Keeping this one short. (Edit: lol no)
Yes, risk-free rates used to be substantially higher. Here’s the history of 30-year risk-free bond rates since 1980:
Sure, but the Fed is targeting ~2% inflation and they’ve consistently undershot that goal. Moreover, if you believe that risk-free rates are going to increase dramatically, you can (and probably should) just bet directly on that outcome via inflation-protected bonds (TIPS).
Yes, as much fun as it is to dunk on Trump for all the dumb shit he says, he was (accidentally?) right about Fed rates. I think the Fed is and should be an independent entity and therefore not subject to any president’s strong arming. But rates should have been lower during the Obama term.

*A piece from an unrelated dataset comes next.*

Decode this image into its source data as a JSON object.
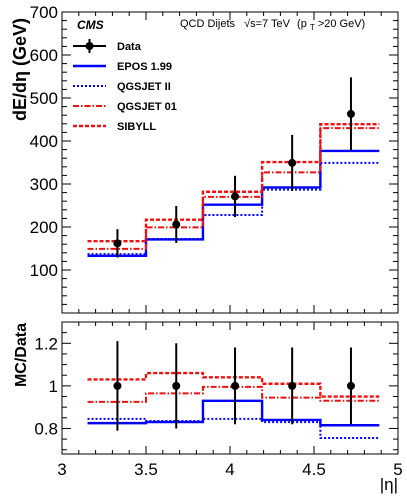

I’ll try to be briefer and non-repetitive. But, again, the current value of an asset is equal to the present value of its future cash flows. The further in the future a cash flow is, the less it’s worth right now. The easiest way to think about why stock prices go up is that every year that goes by, those future cash flows are getting closer and therefore more valuable. How much more valuable does a future cash flow get each year? By the discount rate used (by the market) to value those future cash flows.
A firm’s stock returns are absolutely not equal to their average earnings growth plus inflation. If you have two firms:
- Firm A, with very high earnings growth
- Firm B, with very low earnings growth
and you discount their future cash flows with the same discount rate, then their change in value each year should be that discount rate. Firm A won’t generate higher stock returns just because it has higher earnings growth. Firm A will have a higher P/E ratio because investors are (correctly) willing to pay more per current dollar of earnings for a higher-growing earnings stream. But over time, both firms (if correctly valued) will generate the same stock returns (i.e., equal to the discount rate used to value them).
Usually when people talk about the risk premium, it means the premium that you’d require to invest in the aggregate stock market, with all of the diversification benefits that you get from owning hundreds/thousands of firms. If you want to invest in individual stocks, you should require a higher rate of return to compensate for your single-stock risk. That means using a higher discount rate.
As for the appropriate risk-free rate, you generally want to use the longest-horizon risk-free asset you can find. So I’d say either the 10-year or 30-year U.S. treasury. Right now, that’s an insanely-low rate of about 1.3%.
What earnings growth rate do you use? This is where things get messy because the 1/(r-g) formula from above assumes a constant rate of growth forever. That’s not a realistic assumption for firms like Apple/Amazon that are experiencing high growth right now - they can’t continue that growth in pepetuity. What you would generally do is use a multi-period model where you estimate realistic growth over the near term, then assume a low “terminal” rate of growth that, mechanically, has to be less than the long-term rate of growth in GDP. (Otherwise, you’d end up forecasting that your individual company would take over the entire economy.)
So for Apple, you might project:
3 years of 15% growth
Another 5 years of 10% growth
8 years of 6% growth
After that, permanent 3% growth
That makes the math a little more complicated, but it’s still pretty trivial to whip up in Excel. (With an 8% discount rate, that series of cash flows would warrant a P/E ratio of 40.) But the key here is that your expected stock return each period is the discount rate you’d use to value those future cash flows - you WILL NOT earn higher stock returns in the first 3 years just because earnings growth is higher.
Note to pedants: This is all complicated by the difference between earnings and free cash flows, the presence of significant non-operating assets, and the effects of dividends/buybacks on projected earnings growth and share count.